In FY26, State Bank of India (SBI), the country’s largest bank, posted its highest-ever annual net profit of ~80,032 crore, up 12.9 per cent Y-o-Y. While Bank of Baroda, the second-largest state-owned lender, reported a FY26 profit of ~20,021 crore, Punjab National Bank’s net profit stood at ~16,904 crore during FY26.
“PSBs continued to register strong financial performance during FY26, reflecting sustained business growth, improved asset quality, record profitability and strong capital position”, the ministry said. It added that the improved performance demonstrates the resilience, stability, and enhanced institutional capacity of PSBs in supporting the credit needs of a fast-growing Indian economy.
The aggregate business of PSBs increased to ~283.3 trillion, up 12.8 per cent Y-o-Y in FY26, with aggregate deposits rising 10.6 per cent Y-o-Y to Rs 156.3 trillion and advances increasing 15.7 per cent Y-o-Y to ~127 trillion.
“Credit growth in the retail, agriculture, and MSME (RAM) segments remained broad-based during FY26. RAM advances grew by 18.1 per cent, 15.5 per cent, and 18.2 per cent, respectively, reflecting the important role of PSBs in supporting entrepreneurship, strengthening financial inclusion, and enabling broad-based economic growth,” the ministry said.

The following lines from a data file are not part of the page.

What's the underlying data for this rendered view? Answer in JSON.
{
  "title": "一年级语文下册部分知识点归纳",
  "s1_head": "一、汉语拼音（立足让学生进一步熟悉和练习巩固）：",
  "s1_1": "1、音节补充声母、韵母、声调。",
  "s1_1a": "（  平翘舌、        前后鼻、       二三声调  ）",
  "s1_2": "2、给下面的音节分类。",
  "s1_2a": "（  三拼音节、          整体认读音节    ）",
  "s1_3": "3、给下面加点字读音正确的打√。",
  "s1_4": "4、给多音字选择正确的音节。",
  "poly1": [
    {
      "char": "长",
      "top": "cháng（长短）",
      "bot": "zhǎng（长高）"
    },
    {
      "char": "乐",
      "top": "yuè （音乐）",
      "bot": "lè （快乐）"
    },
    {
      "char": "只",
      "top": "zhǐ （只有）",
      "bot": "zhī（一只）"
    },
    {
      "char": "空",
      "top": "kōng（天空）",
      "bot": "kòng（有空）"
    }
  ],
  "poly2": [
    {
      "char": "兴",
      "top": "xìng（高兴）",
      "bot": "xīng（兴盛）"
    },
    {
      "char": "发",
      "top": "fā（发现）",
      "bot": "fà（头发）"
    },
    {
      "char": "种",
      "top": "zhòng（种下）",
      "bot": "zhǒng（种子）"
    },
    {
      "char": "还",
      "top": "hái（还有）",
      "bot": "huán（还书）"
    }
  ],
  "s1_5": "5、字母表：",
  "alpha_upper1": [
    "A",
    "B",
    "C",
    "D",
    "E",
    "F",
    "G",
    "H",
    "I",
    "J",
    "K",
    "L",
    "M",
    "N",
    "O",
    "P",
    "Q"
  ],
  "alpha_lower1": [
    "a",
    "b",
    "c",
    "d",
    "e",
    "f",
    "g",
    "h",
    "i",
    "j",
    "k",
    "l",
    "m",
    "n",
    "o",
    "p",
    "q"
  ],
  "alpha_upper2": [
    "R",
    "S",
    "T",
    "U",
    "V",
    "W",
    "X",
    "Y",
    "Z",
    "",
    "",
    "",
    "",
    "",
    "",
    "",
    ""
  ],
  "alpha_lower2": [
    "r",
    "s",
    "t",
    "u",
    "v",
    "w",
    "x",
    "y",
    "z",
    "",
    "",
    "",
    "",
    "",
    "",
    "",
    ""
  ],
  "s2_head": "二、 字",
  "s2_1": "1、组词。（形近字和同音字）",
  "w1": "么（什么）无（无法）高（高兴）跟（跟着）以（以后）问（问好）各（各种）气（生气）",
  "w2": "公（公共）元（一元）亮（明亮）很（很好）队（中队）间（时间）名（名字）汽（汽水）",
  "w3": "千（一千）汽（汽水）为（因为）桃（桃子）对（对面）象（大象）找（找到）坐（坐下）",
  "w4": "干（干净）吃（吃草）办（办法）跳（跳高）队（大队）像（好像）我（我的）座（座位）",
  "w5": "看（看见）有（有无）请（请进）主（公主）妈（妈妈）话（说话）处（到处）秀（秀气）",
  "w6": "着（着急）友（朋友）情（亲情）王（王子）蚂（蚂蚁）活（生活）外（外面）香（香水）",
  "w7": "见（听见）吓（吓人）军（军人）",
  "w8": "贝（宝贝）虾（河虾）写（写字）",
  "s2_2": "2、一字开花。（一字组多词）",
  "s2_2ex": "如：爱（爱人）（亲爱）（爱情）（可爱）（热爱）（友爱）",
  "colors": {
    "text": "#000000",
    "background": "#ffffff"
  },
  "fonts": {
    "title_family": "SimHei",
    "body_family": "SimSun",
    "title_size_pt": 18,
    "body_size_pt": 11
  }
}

While business growth remained robust, the asset quality of PSBs also improved in FY26, with the gross non-performing assets (NPA) ratio declining to 1.93 per cent and the net NPA ratio falling to 0.39 per cent as of March 2026, reflecting historically low levels of stressed assets. In March 2025, the gross NPA ratio of PSBs stood at over 2 per cent, while the net NPA ratio was above 0.5 per cent.

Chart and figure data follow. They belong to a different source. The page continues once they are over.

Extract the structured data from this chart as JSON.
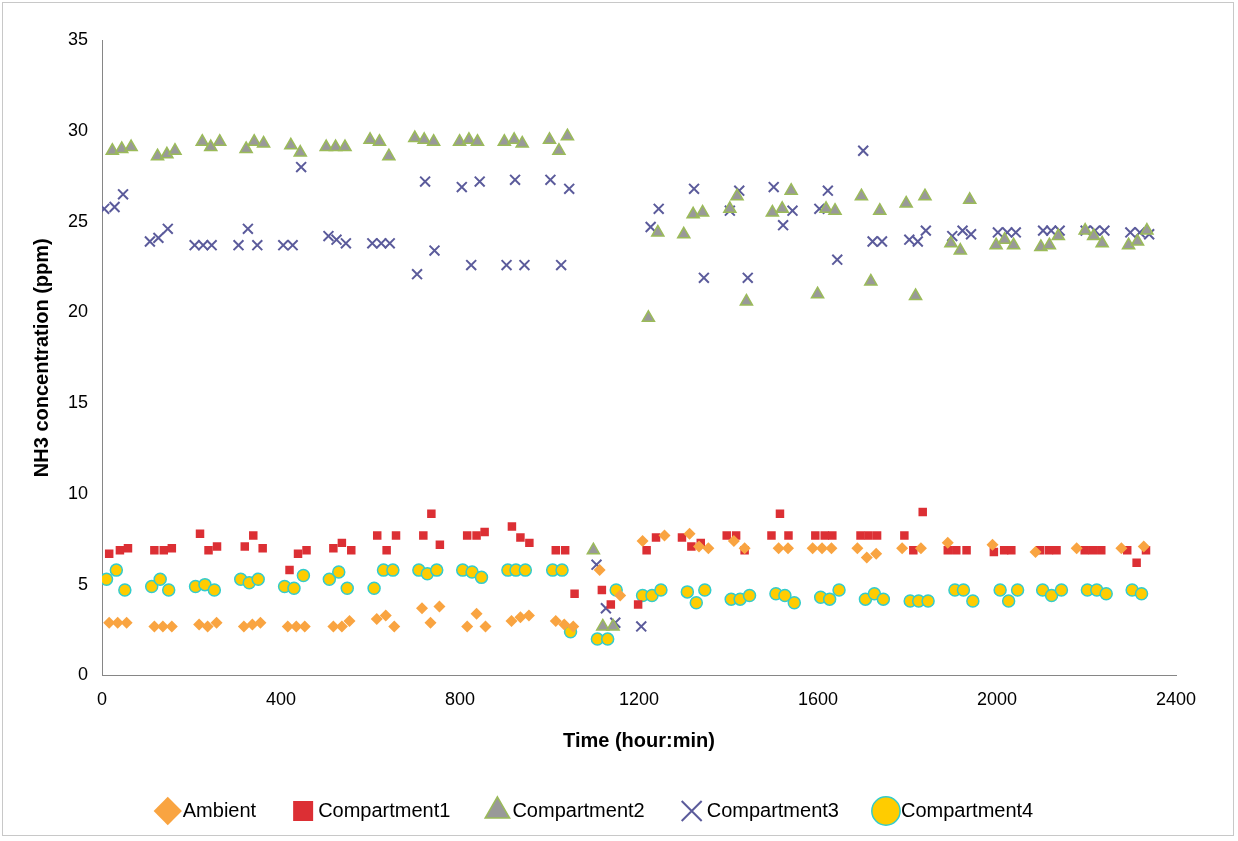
{
  "chart_data": {
    "type": "scatter",
    "xlabel": "Time (hour:min)",
    "ylabel": "NH3 concentration (ppm)",
    "xlim": [
      0,
      2400
    ],
    "xticks": [
      0,
      400,
      800,
      1200,
      1600,
      2000,
      2400
    ],
    "ylim": [
      0,
      35
    ],
    "yticks": [
      0,
      5,
      10,
      15,
      20,
      25,
      30,
      35
    ],
    "grid": false,
    "legend": "bottom",
    "series": [
      {
        "name": "Ambient",
        "color": "#f9a441",
        "marker": "diamond",
        "x": [
          16,
          35,
          55,
          117,
          136,
          156,
          217,
          236,
          256,
          317,
          336,
          354,
          415,
          434,
          453,
          517,
          536,
          553,
          614,
          634,
          653,
          715,
          734,
          754,
          816,
          837,
          857,
          915,
          935,
          954,
          1014,
          1033,
          1053,
          1112,
          1158,
          1208,
          1257,
          1313,
          1334,
          1355,
          1412,
          1436,
          1512,
          1533,
          1588,
          1609,
          1630,
          1688,
          1709,
          1730,
          1788,
          1830,
          1890,
          1990,
          2086,
          2178,
          2278,
          2328
        ],
        "values": [
          2.9,
          2.9,
          2.9,
          2.7,
          2.7,
          2.7,
          2.8,
          2.7,
          2.9,
          2.7,
          2.8,
          2.9,
          2.7,
          2.7,
          2.7,
          2.7,
          2.7,
          3.0,
          3.1,
          3.3,
          2.7,
          3.7,
          2.9,
          3.8,
          2.7,
          3.4,
          2.7,
          3.0,
          3.2,
          3.3,
          3.0,
          2.8,
          2.7,
          5.8,
          4.4,
          7.4,
          7.7,
          7.8,
          7.1,
          7.0,
          7.4,
          7.0,
          7.0,
          7.0,
          7.0,
          7.0,
          7.0,
          7.0,
          6.5,
          6.7,
          7.0,
          7.0,
          7.3,
          7.2,
          6.8,
          7.0,
          7.0,
          7.1
        ]
      },
      {
        "name": "Compartment1",
        "color": "#dc2f34",
        "marker": "square",
        "x": [
          16,
          40,
          58,
          117,
          138,
          156,
          219,
          238,
          257,
          319,
          338,
          359,
          419,
          438,
          457,
          517,
          536,
          557,
          615,
          636,
          657,
          718,
          736,
          755,
          816,
          837,
          855,
          916,
          935,
          955,
          1014,
          1035,
          1056,
          1117,
          1137,
          1198,
          1217,
          1238,
          1296,
          1317,
          1338,
          1396,
          1417,
          1436,
          1496,
          1515,
          1534,
          1594,
          1615,
          1632,
          1695,
          1713,
          1732,
          1793,
          1813,
          1834,
          1890,
          1909,
          1932,
          1993,
          2016,
          2032,
          2096,
          2116,
          2133,
          2196,
          2214,
          2233,
          2291,
          2312,
          2333
        ],
        "values": [
          6.7,
          6.9,
          7.0,
          6.9,
          6.9,
          7.0,
          7.8,
          6.9,
          7.1,
          7.1,
          7.7,
          7.0,
          5.8,
          6.7,
          6.9,
          7.0,
          7.3,
          6.9,
          7.7,
          6.9,
          7.7,
          7.7,
          8.9,
          7.2,
          7.7,
          7.7,
          7.9,
          8.2,
          7.6,
          7.3,
          6.9,
          6.9,
          4.5,
          4.7,
          3.9,
          3.9,
          6.9,
          7.6,
          7.6,
          7.1,
          7.3,
          7.7,
          7.7,
          6.9,
          7.7,
          8.9,
          7.7,
          7.7,
          7.7,
          7.7,
          7.7,
          7.7,
          7.7,
          7.7,
          6.9,
          9.0,
          6.9,
          6.9,
          6.9,
          6.8,
          6.9,
          6.9,
          6.9,
          6.9,
          6.9,
          6.9,
          6.9,
          6.9,
          6.9,
          6.2,
          6.9
        ]
      },
      {
        "name": "Compartment2",
        "color": "#999999",
        "marker": "triangle",
        "x": [
          23,
          44,
          65,
          124,
          145,
          163,
          224,
          243,
          263,
          322,
          340,
          361,
          422,
          443,
          501,
          522,
          543,
          599,
          620,
          641,
          699,
          720,
          741,
          799,
          820,
          839,
          899,
          921,
          939,
          1000,
          1021,
          1040,
          1098,
          1119,
          1142,
          1221,
          1242,
          1300,
          1321,
          1342,
          1403,
          1419,
          1440,
          1498,
          1520,
          1540,
          1599,
          1618,
          1638,
          1697,
          1718,
          1738,
          1797,
          1818,
          1839,
          1897,
          1918,
          1939,
          1998,
          2017,
          2037,
          2098,
          2117,
          2137,
          2197,
          2216,
          2235,
          2294,
          2314,
          2335
        ],
        "values": [
          28.9,
          29.0,
          29.1,
          28.6,
          28.7,
          28.9,
          29.4,
          29.1,
          29.4,
          29.0,
          29.4,
          29.3,
          29.2,
          28.8,
          29.1,
          29.1,
          29.1,
          29.5,
          29.4,
          28.6,
          29.6,
          29.5,
          29.4,
          29.4,
          29.5,
          29.4,
          29.4,
          29.5,
          29.3,
          29.5,
          28.9,
          29.7,
          6.9,
          2.7,
          2.7,
          19.7,
          24.4,
          24.3,
          25.4,
          25.5,
          25.7,
          26.4,
          20.6,
          25.5,
          25.7,
          26.7,
          21.0,
          25.7,
          25.6,
          26.4,
          21.7,
          25.6,
          26.0,
          20.9,
          26.4,
          23.8,
          23.4,
          26.2,
          23.7,
          24.0,
          23.7,
          23.6,
          23.7,
          24.2,
          24.5,
          24.2,
          23.8,
          23.7,
          23.9,
          24.5
        ]
      },
      {
        "name": "Compartment3",
        "color": "#5b5b9b",
        "marker": "cross",
        "x": [
          5,
          28,
          47,
          107,
          126,
          147,
          207,
          226,
          245,
          305,
          326,
          347,
          405,
          426,
          445,
          506,
          524,
          545,
          604,
          624,
          643,
          704,
          722,
          743,
          804,
          825,
          844,
          904,
          923,
          944,
          1002,
          1026,
          1044,
          1105,
          1126,
          1147,
          1205,
          1226,
          1244,
          1323,
          1345,
          1403,
          1424,
          1443,
          1501,
          1522,
          1543,
          1603,
          1622,
          1643,
          1701,
          1722,
          1743,
          1804,
          1823,
          1841,
          1900,
          1923,
          1942,
          2002,
          2023,
          2042,
          2103,
          2121,
          2140,
          2198,
          2219,
          2240,
          2298,
          2319,
          2340
        ],
        "values": [
          25.7,
          25.8,
          26.5,
          23.9,
          24.1,
          24.6,
          23.7,
          23.7,
          23.7,
          23.7,
          24.6,
          23.7,
          23.7,
          23.7,
          28.0,
          24.2,
          24.0,
          23.8,
          23.8,
          23.8,
          23.8,
          22.1,
          27.2,
          23.4,
          26.9,
          22.6,
          27.2,
          22.6,
          27.3,
          22.6,
          27.3,
          22.6,
          26.8,
          6.1,
          3.7,
          2.9,
          2.7,
          24.7,
          25.7,
          26.8,
          21.9,
          25.6,
          26.7,
          21.9,
          26.9,
          24.8,
          25.6,
          25.7,
          26.7,
          22.9,
          28.9,
          23.9,
          23.9,
          24.0,
          23.9,
          24.5,
          24.2,
          24.5,
          24.3,
          24.4,
          24.4,
          24.4,
          24.5,
          24.5,
          24.5,
          24.5,
          24.5,
          24.5,
          24.4,
          24.4,
          24.3
        ]
      },
      {
        "name": "Compartment4",
        "color": "#ffcc00",
        "marker": "circle",
        "x": [
          10,
          32,
          51,
          111,
          130,
          149,
          209,
          230,
          251,
          310,
          329,
          349,
          408,
          429,
          450,
          508,
          529,
          548,
          608,
          629,
          650,
          708,
          727,
          748,
          806,
          827,
          848,
          907,
          925,
          946,
          1007,
          1028,
          1047,
          1107,
          1130,
          1149,
          1208,
          1229,
          1249,
          1308,
          1328,
          1347,
          1406,
          1426,
          1447,
          1506,
          1526,
          1547,
          1606,
          1626,
          1647,
          1706,
          1726,
          1746,
          1806,
          1825,
          1846,
          1906,
          1925,
          1946,
          2007,
          2026,
          2046,
          2102,
          2122,
          2144,
          2202,
          2223,
          2244,
          2302,
          2323
        ],
        "values": [
          5.3,
          5.8,
          4.7,
          4.9,
          5.3,
          4.7,
          4.9,
          5.0,
          4.7,
          5.3,
          5.1,
          5.3,
          4.9,
          4.8,
          5.5,
          5.3,
          5.7,
          4.8,
          4.8,
          5.8,
          5.8,
          5.8,
          5.6,
          5.8,
          5.8,
          5.7,
          5.4,
          5.8,
          5.8,
          5.8,
          5.8,
          5.8,
          2.4,
          2.0,
          2.0,
          4.7,
          4.4,
          4.4,
          4.7,
          4.6,
          4.0,
          4.7,
          4.2,
          4.2,
          4.4,
          4.5,
          4.4,
          4.0,
          4.3,
          4.2,
          4.7,
          4.2,
          4.5,
          4.2,
          4.1,
          4.1,
          4.1,
          4.7,
          4.7,
          4.1,
          4.7,
          4.1,
          4.7,
          4.7,
          4.4,
          4.7,
          4.7,
          4.7,
          4.5,
          4.7,
          4.5
        ]
      }
    ]
  }
}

Additionally, fresh slippages continued to decline during FY26, with slippage ratio reducing to 0.7 per cent. Total recoveries, including recoveries from written-off accounts, stood at ~86,971 crore, reflecting improved recovery mechanisms and better credit discipline across PSBs, the statement said.

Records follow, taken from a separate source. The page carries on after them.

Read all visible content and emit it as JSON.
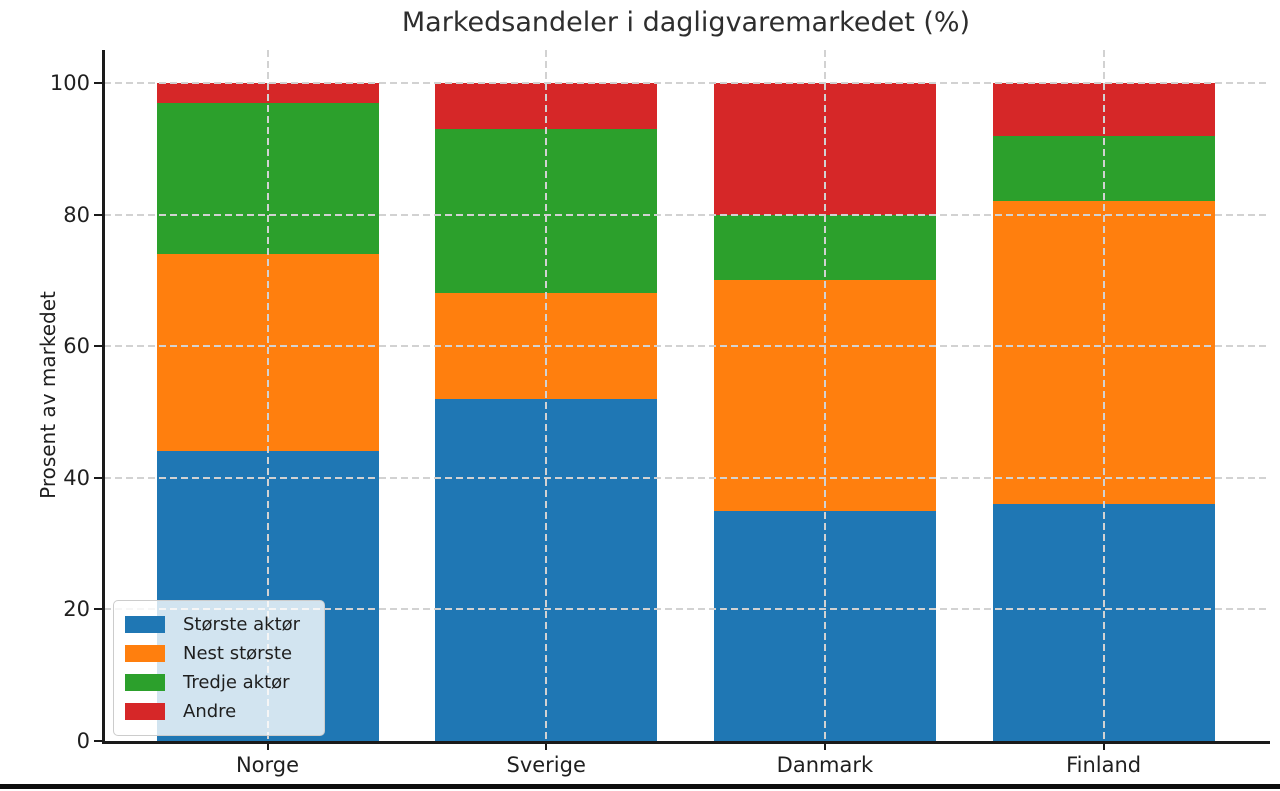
{
  "chart_data": {
    "type": "bar",
    "stacked": true,
    "title": "Markedsandeler i dagligvaremarkedet (%)",
    "xlabel": "",
    "ylabel": "Prosent av markedet",
    "categories": [
      "Norge",
      "Sverige",
      "Danmark",
      "Finland"
    ],
    "series": [
      {
        "name": "Største aktør",
        "color": "#1f77b4",
        "values": [
          44,
          52,
          35,
          36
        ]
      },
      {
        "name": "Nest største",
        "color": "#ff7f0e",
        "values": [
          30,
          16,
          35,
          46
        ]
      },
      {
        "name": "Tredje aktør",
        "color": "#2ca02c",
        "values": [
          23,
          25,
          10,
          10
        ]
      },
      {
        "name": "Andre",
        "color": "#d62728",
        "values": [
          3,
          7,
          20,
          8
        ]
      }
    ],
    "stack_totals": [
      100,
      100,
      100,
      100
    ],
    "yticks": [
      0,
      20,
      40,
      60,
      80,
      100
    ],
    "ylim": [
      0,
      105
    ],
    "grid": "dashed",
    "legend_position": "lower left"
  }
}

Separately, their capital position remained healthy, with the Capital to Risk Weighted Assets Ratio (CRAR) improving to 16.6 per cent as of March, supported by internal accruals, retained earnings, and capital raising of ~50,551 crore during FY26. All PSBs maintained CRAR well above the regulatory requirement of 11.5 per cent, providing an adequate cushion for continued lending growth.
The ministry also noted that the operational efficiency of PSBs improved in FY26, with the cost-to-income ratio improving to 49.67 per cent, reflecting better cost management and gains from technology adoption and digital transformation initiatives.
The ministry said the continued improvement in the performance reflects the Indian economy’s resilience and the government’s sustained reforms aimed at strengthening the banking sector through improved governance, technology adoption, enhanced credit discipline, and wider access to formal credit. These measures have contributed to lower stressed assets, improved operational efficiency, and a stronger financial position for PSBs,” the ministry said.
It added that PSBs are well-capitalised, profitable, and institutionally stronger, enabling them to effectively support India’s growth aspirations and contribute meaningfully towards the vision of Viksit Bharat by 2047.